别说是这沾上人命的买卖,就算再轻些的,一家子都抬不起头。
不仅日日要被人戳脊梁骨,甚至还要被下放到农场猪圈!
领头的男人似乎终于被断了弦,泄了气的皮球似的瘫坐在地,“好,我说。”
陈平给张大山使了个眼神,把他手上的绳子松开。
只听他缓缓开口道:“马牛他们不敢从当地和附近村里拐娃娃,生怕人闹大,只能把目标投向偏远的村落,尤其是山沟里。”
“据我们所知,应该有两三个娃娃已经在路上了,这时辰刚到临县。”
“不过听他说又找了一个水灵的女娃,不知道在哪。
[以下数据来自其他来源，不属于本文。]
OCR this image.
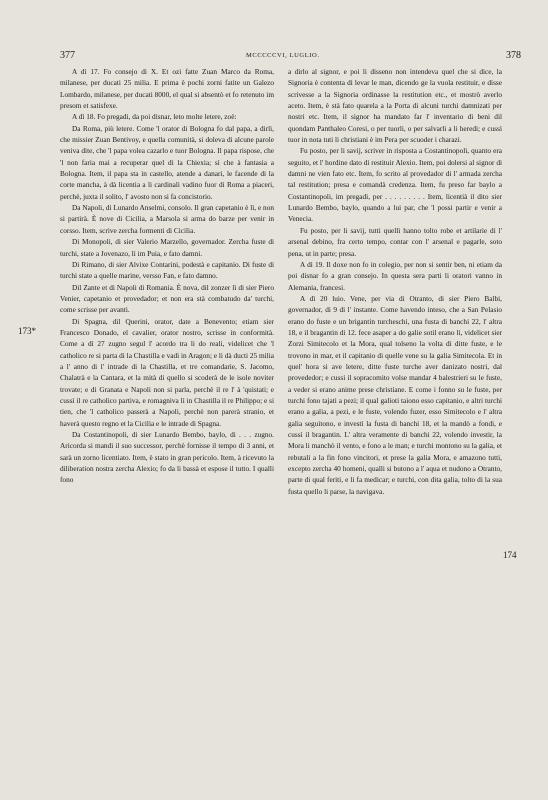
377	MCCCCCVI, LUGLIO.	378
173*
174

A dì 17. Fo consejo di X. Et ozi fatte Zuan Marco da Roma, milanese, per ducati 25 milia. E prima è pochi zorni fatite un Galezo Lombardo, milanese, per ducati 8000, el qual si absentò et fo retenuto im presom et satisfexe.

A dì 18. Fo pregadi, da poi disnar, leto molte letere, zoè:

Da Roma, più letere. Come 'l orator di Bologna fo dal papa, a dirli, che missier Zuan Bentivoy, e quella comunità, si doleva di alcune parole veniva dite, che 'l papa volea cazarlo e tuor Bologna. Il papa rispose, che 'l non faria mai a recuperar quel di la Chiexia; sì che à fantasia a Bologna. Item, il papa sta in castello, atende a danari, le facende di la corte mancha, à dà licentia a li cardinali vadino fuor di Roma a piaceri, perchè, juxta il solito, l' avosto non si fa concistorio.

Da Napoli, di Lunardo Anselmi, consolo. Il gran capetanio è lì, e non si partirà. È nove di Cicilia, a Marsola si arma do barze per venir in corsso. Item, scrive zercha formenti di Cicilia.

Di Monopoli, di sier Valerio Marzello, governador. Zercha fuste di turchi, state a Jovenazo, lì im Puia, e fato damni.

Di Rimano, di sier Alvixe Contarini, podestà e capitanio. Di fuste di turchi state a quelle marine, versso Fan, e fato damno.

Dil Zante et di Napoli di Romania. È nova, dil zonzer lì di sier Piero Venier, capetanio et provedador; et non era stà combatudo da' turchi, come scrisse per avanti.

Di Spagna, dil Querini, orator, date a Benevento; etiam sier Francesco Donado, el cavalier, orator nostro, scrisse in conformità. Come a dì 27 zugno segul l' acordo tra li do reali, videlicet che 'l catholico re si parta di la Chastilla e vadi in Aragon; e li dà ducti 25 milia a l' anno di l' intrade di la Chastilla, et tre comandarie, S. Jacomo, Chalatrà e la Cantara, et la mità di quello si scoderà de le isole noviter trovate; e di Granata e Napoli non si parla, perchè il re l' à 'quistati; e cussì il re catholico partiva, e romagniva lì in Chastilla il re Philippo; e si tien, che 'l catholico passerà a Napoli, perchè non parerà stranio, et haverà questo regno et la Cicilia e le intrade di Spagna.

Da Costantinopoli, di sier Lunardo Bembo, baylo, di . . . zugno. Aricorda si mandi il suo successor, perchè fornisse il tempo di 3 anni, et sarà un zorno licentiato. Item, è stato in gran pericolo. Item, à ricevuto la diliberation nostra zercha Alexio; fo da li bassà et espose il tutto. I qualli fono

a dirlo al signor, e poi li disseno non intendeva quel che si dice, la Signoria è contenta di levar le man, dicendo ge la vuola restituir, e disse scrivesse a la Signoria ordinasse la restitution etc., et mostrò averlo aceto. Item, è stà fato quarela a la Porta di alcuni turchi damnizati per nostri etc. Item, il signor ha mandato far l' inventario di beni dil quondam Panthaleo Coresi, o per tuorli, o per salvarli a li heredi; e cussì tuor in nota tuti li christiani è im Pera per scuoder i charazi.

Fu posto, per li savij, scriver in risposta a Costantinopoli, quanto era seguito, et l' hordine dato di restituir Alexio. Item, poi dolersi al signor di damni ne vien fato etc. Item, fo scrito al provedador di l' armada zercha tal restitution; presa e comandà credenza. Item, fu preso far baylo a Costantinopoli, im pregadi, per . . . . . . . . . Item, licentià il dito sier Lunardo Bembo, baylo, quando a lui par, che 'l possi partir e venir a Venecia.

Fu posto, per li savij, tutti quelli hanno tolto robe et artilarie di l' arsenal debino, fra certo tempo, contar con l' arsenal e pagarle, soto pena, ut in parte; presa.

A dì 19. Il doxe non fo in colegio, per non si sentir ben, ni etiam da poi disnar fo a gran consejo. In questa sera parti li oratori vanno in Alemania, francesi.

A dì 20 luio. Vene, per via di Otranto, di sier Piero Balbi, governador, di 9 di l' instante. Come havendo inteso, che a San Pelasio erano do fuste e un brigantin turcheschi, una fusta di banchi 22, l' altra 18, e il bragantin di 12. fece asaper a do galie sotil erano lì, videlicet sier Zorzi Simitecolo et la Mora, qual tolseno la volta di ditte fuste, e le trovono in mar, et il capitanio di quelle vene su la galia Simitecola. Et in quel' hora si ave letere, ditte fuste turche aver danizato nostri, dal provededor; e cussi il sopracomito volse mandar 4 balestrieri su le fuste, a veder si erano anime prese christiane. E come i fonno su le fuste, per turchi fono tajati a pezi; il qual galioti taiono esso capitanio, e altri turchi erano a galia, a pezi, e le fuste, volendo fuzer, esso Simitecolo e l' altra galia seguitono, e investì la fusta di banchi 18, et la mandò a fondi, e cussì il bragantin. L' altra veramente di banchi 22, volendo investir, la Mora li manchò il vento, e fono a le man; e turchi montono su la galia, et rebutali a la fin fono vincitori, et prese la galia Mora, e amazono tutti, excepto zercha 40 homeni, qualli si butono a l' aqua et nudono a Otranto, parte di qual feriti, e li fa medicar; e turchi, con dita galia, tolto di la sua fusta quello li parse, la navigava.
”
话说到这儿,就算结束了。
陈平眼底愈发冰冷。
这人口中最厚的女娃,就是丫丫。
看他们对丫丫了解的并不多,足以可见马牛想把那批财宝搞到手后,再打发丫丫出去。
陈平指腹摩挲着枪口,周身迸射出的戾气让人心底发寒,“从哪来的滚哪去,如果再让我看见你们踏进这几座山脉,别怪我手里子弹不长眼!”
“是是是!”
这几人三五个搭着伙,就连忙隐入林子。
张大山眉头拧紧,不甘心的说道:“平哥,就这么放他们走了?”
“这些人就是嘴上抹油的划耗子,说话跟放屁一样,根本不能信!”
陈平转头把顺子叫了过来,“你腿脚快,立刻绕路去警局。”
“按照这些人的口音能推断出是宁古塔西边的村子,沿路肯定会留下血迹,把他们全都一窝端!”
这种祸害败类,留着也是作恶。
顺子眼里亮的惊人,“好嘞!”
他在队伍里算是腿脚快的,应了一句就连忙朝着山下跑。
而这时,陈平来不及松口气,立马招呼着兄弟朝山峁走。
算算时辰,徐晨应该带人已经过了乡道。
陈平带人在周遭一通检查,确定没有任何漏网之鱼,这才放心。
建在山上的几个蓄水池,一连过去几天,水质依旧清澈干净。
其他地方的支流和浅溪,都断断续续干涸。
唯独这几处池子几吨水,是杏花村父老乡亲生存下去的希望。
陈平摁了摁发胀的眉心,“大山带几个兄弟继续在山里找水源,只要是活水,立刻就近挖蓄水池!”